Мэри отрицательно качнула головой:
— Никуда. — Она уцепилась за руку брата, и он помог ей подняться на ноги. — Я ошиблась. Все в полном порядке.
— Только что приходил мистер Айрленд, — многозначительно, как ей самой казалось, произнесла миссис Лэм.
— Да? Отчего ж он не остался?
— Мэри разговаривала с ним на крыльце.
— У него дела, мама, — объяснила Мэри, все еще опираясь на руку брата.

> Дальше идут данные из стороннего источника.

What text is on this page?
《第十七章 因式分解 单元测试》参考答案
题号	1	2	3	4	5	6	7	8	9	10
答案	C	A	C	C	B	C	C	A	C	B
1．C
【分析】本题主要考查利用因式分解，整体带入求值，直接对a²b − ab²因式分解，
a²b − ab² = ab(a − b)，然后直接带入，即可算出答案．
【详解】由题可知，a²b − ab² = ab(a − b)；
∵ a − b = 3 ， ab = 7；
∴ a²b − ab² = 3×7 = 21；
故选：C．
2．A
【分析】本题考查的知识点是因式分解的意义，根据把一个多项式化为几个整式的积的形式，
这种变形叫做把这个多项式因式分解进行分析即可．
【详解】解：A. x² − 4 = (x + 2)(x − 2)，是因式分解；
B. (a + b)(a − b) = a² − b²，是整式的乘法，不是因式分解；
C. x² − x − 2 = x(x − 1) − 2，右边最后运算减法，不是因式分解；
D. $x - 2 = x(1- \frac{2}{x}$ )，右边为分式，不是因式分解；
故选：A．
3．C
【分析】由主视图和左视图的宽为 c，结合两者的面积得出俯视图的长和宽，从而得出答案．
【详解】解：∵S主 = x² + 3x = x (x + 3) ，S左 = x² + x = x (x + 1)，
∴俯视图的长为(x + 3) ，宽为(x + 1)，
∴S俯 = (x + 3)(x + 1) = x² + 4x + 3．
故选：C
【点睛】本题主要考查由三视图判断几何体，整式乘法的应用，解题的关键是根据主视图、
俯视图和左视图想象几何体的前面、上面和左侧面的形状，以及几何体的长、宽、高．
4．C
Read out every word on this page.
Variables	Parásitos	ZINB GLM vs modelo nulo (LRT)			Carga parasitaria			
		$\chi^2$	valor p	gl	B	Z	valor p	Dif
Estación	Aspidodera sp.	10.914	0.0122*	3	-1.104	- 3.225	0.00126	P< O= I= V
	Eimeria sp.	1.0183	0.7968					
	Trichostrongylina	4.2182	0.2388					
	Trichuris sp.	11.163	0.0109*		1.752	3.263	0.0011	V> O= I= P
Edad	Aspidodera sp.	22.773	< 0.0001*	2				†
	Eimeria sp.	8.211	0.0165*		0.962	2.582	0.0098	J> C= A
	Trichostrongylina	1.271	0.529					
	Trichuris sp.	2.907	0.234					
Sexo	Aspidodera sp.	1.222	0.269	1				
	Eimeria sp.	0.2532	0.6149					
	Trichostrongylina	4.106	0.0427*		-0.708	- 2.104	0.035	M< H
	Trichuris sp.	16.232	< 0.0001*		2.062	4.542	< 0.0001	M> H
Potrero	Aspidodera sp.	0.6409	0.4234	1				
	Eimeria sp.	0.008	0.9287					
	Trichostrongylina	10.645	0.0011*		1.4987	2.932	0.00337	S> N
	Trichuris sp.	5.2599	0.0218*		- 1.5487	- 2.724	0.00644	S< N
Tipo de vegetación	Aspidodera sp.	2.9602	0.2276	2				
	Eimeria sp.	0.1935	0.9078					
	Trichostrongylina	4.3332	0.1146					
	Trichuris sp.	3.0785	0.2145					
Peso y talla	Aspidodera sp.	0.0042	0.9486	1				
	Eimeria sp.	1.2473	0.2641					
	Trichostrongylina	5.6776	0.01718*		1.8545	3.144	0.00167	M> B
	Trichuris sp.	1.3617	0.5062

— Он, видимо, человек очень занятой, — заметил Чарльз.
* * *
На самом деле Чарльз начал испытывать зависть к Уильяму. За месяц редактор «Вестминстер уордз» опубликовал в журнале целых два эссе Айрленда: «Юмор в „Короле Лире“» и «Игра слову Шекспира». Кроме того, ему же было предложено написать серию очерков на тему: «Шекспировские персонажи». Между тем эссе самого Чарльза о трубочистах все еще ждало публикации; правда, Мэтью Ло попросил его написать вторую часть — о столичных нищих, только не об убогих или растленных, а о самых колоритных и чудаковатых. Чарльзу, однако, пока что довелось встретить всего двух-трех таких персонажей: карлика, что просит подаяния на углу Грейз-Инн-лейн и Теобальд-роуд, — время от времени этот уродец принимается шнырять между лошадьми, стараясь их испугать; а еще лысую женщину, что кувыркается на голой земле у собора Сент-Джайлз, чтобы получить хотя бы полпенса. Впрочем, Чарльз не был уверен, что эти два представителя низов способны подвигнуть его на глубокие размышления о жизни лондонских босяков.